O segundo estudo clínico mostrou que os bNAbs também foram eficazes no tratamento de pacientes virêmicos. Nesses, a terapia combinada reduziu os níveis de HIV por até três meses. “O uso de bNAbs manteve a supressão entre 15 e mais de 30 semanas (em média, 21 semanas) e nenhum dos pacientes desenvolveu vírus resistentes a ambos os anticorpos. Com isso, concluímos que a combinação dessas moléculas pode manter a supressão a longo prazo na ausência de terapia antirretroviral”, ressaltaram os cientistas no artigo divulgado.

Limitações

Mesmo otimistas com os resultados, os pesquisadores ponderam que o tratamento com os anticorpos bNAbs tem limitações, já que há variedades de vírus da Aids, o que faz com que nem todos os pacientes respondam da mesma forma a um determinado anticorpo. “Esses dois anticorpos não vão funcionar para todos. Mas se começarmos a combinar essa terapia com outras dessas moléculas protetoras ou com drogas antirretrovirais, ela poderá ser eficaz em mais pessoas. E isso é algo que esperamos ver em estudos futuros”, afirma, em comunicado, Marina Caskey, uma das autoras e pesquisadora da Universidade de Rockefeller.
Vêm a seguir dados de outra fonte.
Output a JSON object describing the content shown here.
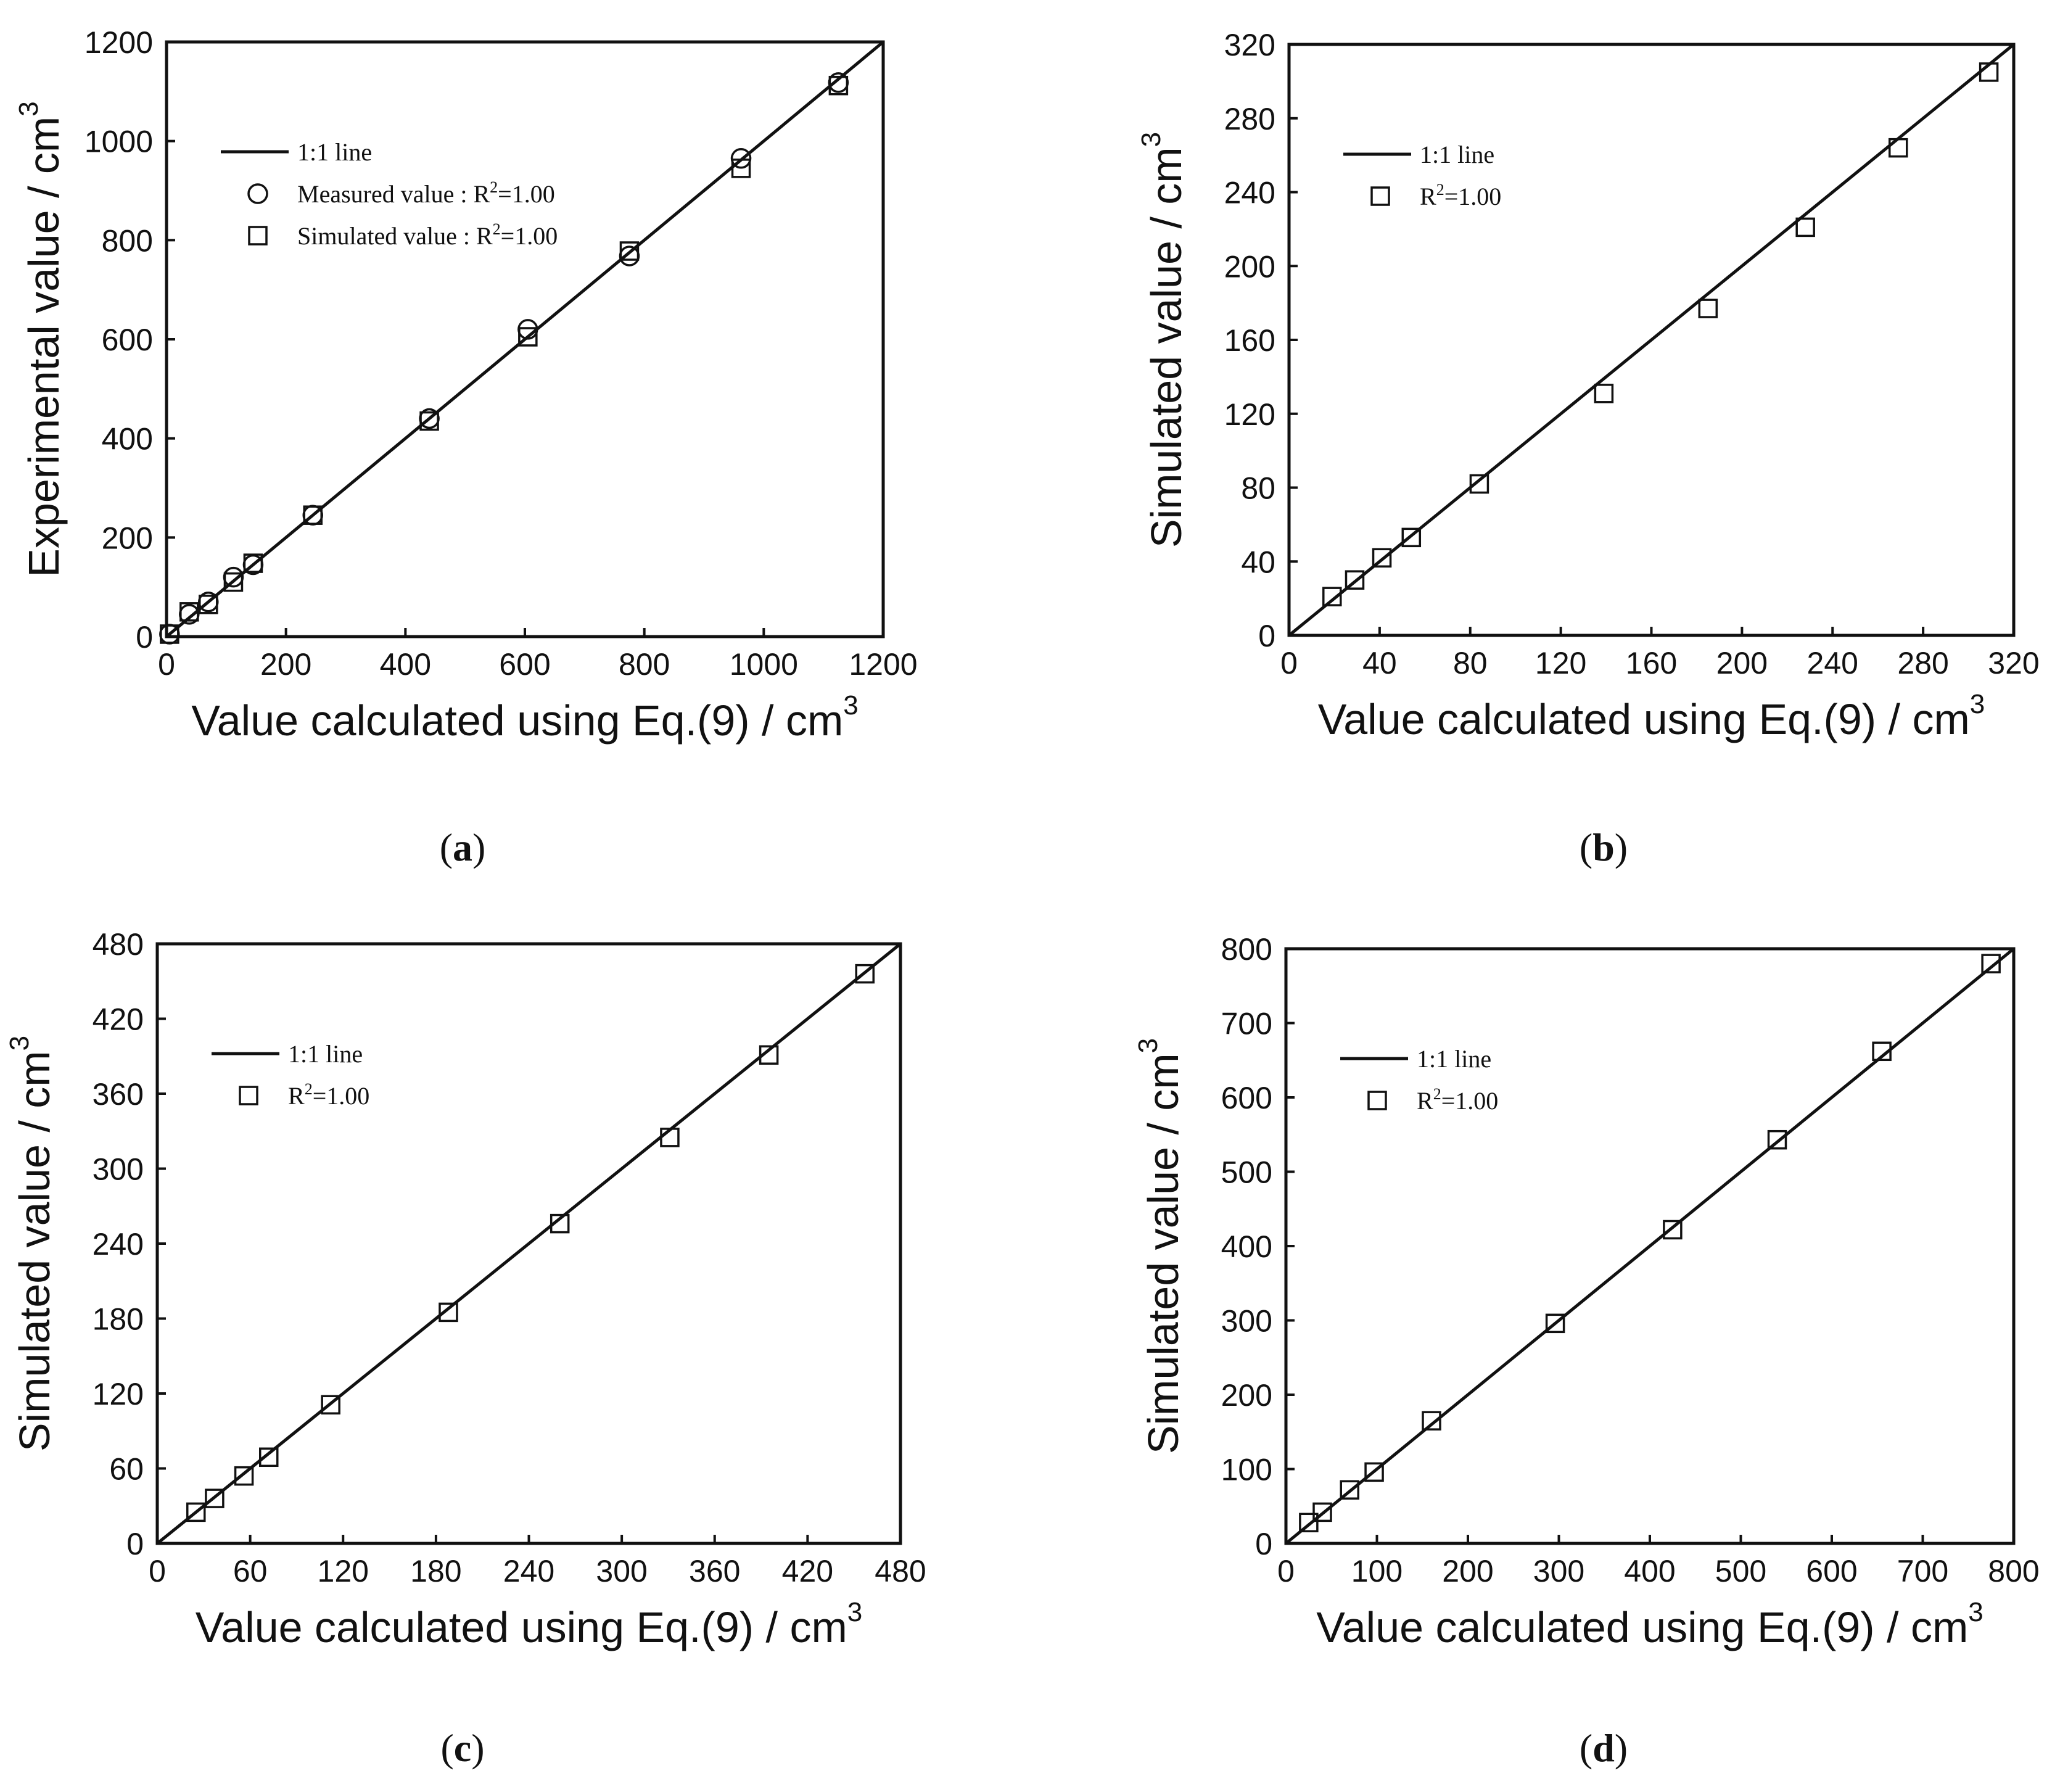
{
  "figure": {
    "background": "#ffffff",
    "ink": "#111111"
  },
  "chart_data": [
    {
      "panel": "a",
      "type": "scatter",
      "caption_letter": "a",
      "xlabel": "Value calculated using Eq.(9) / cm",
      "xlabel_sup": "3",
      "ylabel": "Experimental value / cm",
      "ylabel_sup": "3",
      "xlim": [
        0,
        1200
      ],
      "ylim": [
        0,
        1200
      ],
      "xticks": [
        0,
        200,
        400,
        600,
        800,
        1000,
        1200
      ],
      "yticks": [
        0,
        200,
        400,
        600,
        800,
        1000,
        1200
      ],
      "grid": false,
      "legend_position": "top-left",
      "reference_line": {
        "name": "1:1 line",
        "from": [
          0,
          0
        ],
        "to": [
          1200,
          1200
        ]
      },
      "series": [
        {
          "name": "Measured value",
          "name_sep": " :  ",
          "r2_prefix": "R",
          "r2_sup": "2",
          "r2_value": "=1.00",
          "marker": "circle",
          "x": [
            5,
            38,
            70,
            112,
            145,
            245,
            440,
            605,
            775,
            962,
            1125
          ],
          "y": [
            5,
            45,
            70,
            120,
            145,
            245,
            440,
            620,
            768,
            965,
            1118
          ]
        },
        {
          "name": "Simulated value",
          "name_sep": " :  ",
          "r2_prefix": "R",
          "r2_sup": "2",
          "r2_value": "=1.00",
          "marker": "square",
          "x": [
            5,
            38,
            70,
            112,
            145,
            245,
            440,
            605,
            775,
            962,
            1125
          ],
          "y": [
            5,
            50,
            65,
            110,
            148,
            245,
            435,
            605,
            778,
            945,
            1112
          ]
        }
      ]
    },
    {
      "panel": "b",
      "type": "scatter",
      "caption_letter": "b",
      "xlabel": "Value calculated using Eq.(9) / cm",
      "xlabel_sup": "3",
      "ylabel": "Simulated value / cm",
      "ylabel_sup": "3",
      "xlim": [
        0,
        320
      ],
      "ylim": [
        0,
        320
      ],
      "xticks": [
        0,
        40,
        80,
        120,
        160,
        200,
        240,
        280,
        320
      ],
      "yticks": [
        0,
        40,
        80,
        120,
        160,
        200,
        240,
        280,
        320
      ],
      "grid": false,
      "legend_position": "top-left",
      "reference_line": {
        "name": "1:1 line",
        "from": [
          0,
          0
        ],
        "to": [
          320,
          320
        ]
      },
      "series": [
        {
          "name": "",
          "name_sep": "",
          "r2_prefix": "R",
          "r2_sup": "2",
          "r2_value": "=1.00",
          "marker": "square",
          "x": [
            19,
            29,
            41,
            54,
            84,
            139,
            185,
            228,
            269,
            309
          ],
          "y": [
            21,
            30,
            42,
            53,
            82,
            131,
            177,
            221,
            264,
            305
          ]
        }
      ]
    },
    {
      "panel": "c",
      "type": "scatter",
      "caption_letter": "c",
      "xlabel": "Value calculated using Eq.(9) / cm",
      "xlabel_sup": "3",
      "ylabel": "Simulated value / cm",
      "ylabel_sup": "3",
      "xlim": [
        0,
        480
      ],
      "ylim": [
        0,
        480
      ],
      "xticks": [
        0,
        60,
        120,
        180,
        240,
        300,
        360,
        420,
        480
      ],
      "yticks": [
        0,
        60,
        120,
        180,
        240,
        300,
        360,
        420,
        480
      ],
      "grid": false,
      "legend_position": "top-left",
      "reference_line": {
        "name": "1:1 line",
        "from": [
          0,
          0
        ],
        "to": [
          480,
          480
        ]
      },
      "series": [
        {
          "name": "",
          "name_sep": "",
          "r2_prefix": "R",
          "r2_sup": "2",
          "r2_value": "=1.00",
          "marker": "square",
          "x": [
            25,
            37,
            56,
            72,
            112,
            188,
            260,
            331,
            395,
            457
          ],
          "y": [
            25,
            36,
            54,
            69,
            111,
            185,
            256,
            325,
            391,
            456
          ]
        }
      ]
    },
    {
      "panel": "d",
      "type": "scatter",
      "caption_letter": "d",
      "xlabel": "Value calculated using Eq.(9) / cm",
      "xlabel_sup": "3",
      "ylabel": "Simulated value / cm",
      "ylabel_sup": "3",
      "xlim": [
        0,
        800
      ],
      "ylim": [
        0,
        800
      ],
      "xticks": [
        0,
        100,
        200,
        300,
        400,
        500,
        600,
        700,
        800
      ],
      "yticks": [
        0,
        100,
        200,
        300,
        400,
        500,
        600,
        700,
        800
      ],
      "grid": false,
      "legend_position": "top-left",
      "reference_line": {
        "name": "1:1 line",
        "from": [
          0,
          0
        ],
        "to": [
          800,
          800
        ]
      },
      "series": [
        {
          "name": "",
          "name_sep": "",
          "r2_prefix": "R",
          "r2_sup": "2",
          "r2_value": "=1.00",
          "marker": "square",
          "x": [
            25,
            40,
            70,
            97,
            160,
            296,
            425,
            540,
            655,
            775
          ],
          "y": [
            28,
            42,
            72,
            96,
            165,
            296,
            422,
            543,
            662,
            780
          ]
        }
      ]
    }
  ]
}
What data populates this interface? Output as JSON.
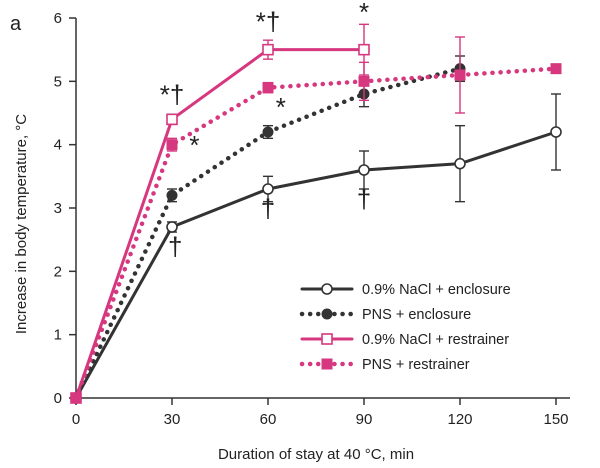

Segundo Michel C. Nussenzweig, líder do estudo e também pesquisador da universidade americana, com o passar do tempo, o uso terapêutico dos bNAbs poderá levar o corpo a produzir mais células de defesa contra o vírus. “Como alguns anticorpos contra cânceres, essas drogas podem interagir com o sistema imunológico do hospedeiro para aumentar a imunidade natural”, compara. Nussenzweig também acredita que mais pesquisas poderão ajudar a prolongar o tempo de efeito dos medicamentos. “A expectativa é de que essas novas variantes tenham meia-vida três a quatro vezes maiores. Dessa forma, poderemos ser capazes de dar os anticorpos uma ou duas vezes por ano”, cogita.

Alberto Chebabo, infectologista do Laboratório Exame, de Brasília, também acredita que um dos maiores ganhos da terapia proposta é a mudança na rotina medicamentosa. “Se tiverem uma duração de meses, esses anticorpos evitariam a necessidade de tomar pílulas diariamente. Pensando em um cenário extremamente positivo, teríamos a possibilidade de dar uma vacina anual no paciente, o que seria mais cômodo, garantindo um período extenso sem correr riscos”, cogita.

O médico brasileiro, porém, pondera que o estudo precisa ser aprofundado e que uma das futuras limitações poderá ser o custo do medicamento. “Esse tipo de anticorpo geralmente tem um preço alto, e isso poderá dificultar um pouco o uso mais amplo”, explica. “Outro ponto é que precisamos analisar um número maior de pacientes, pois, como disseram os autores da pesquisa, o vírus varia bastante. Isso faz com que a resposta possa ser distinta em alguns pacientes.”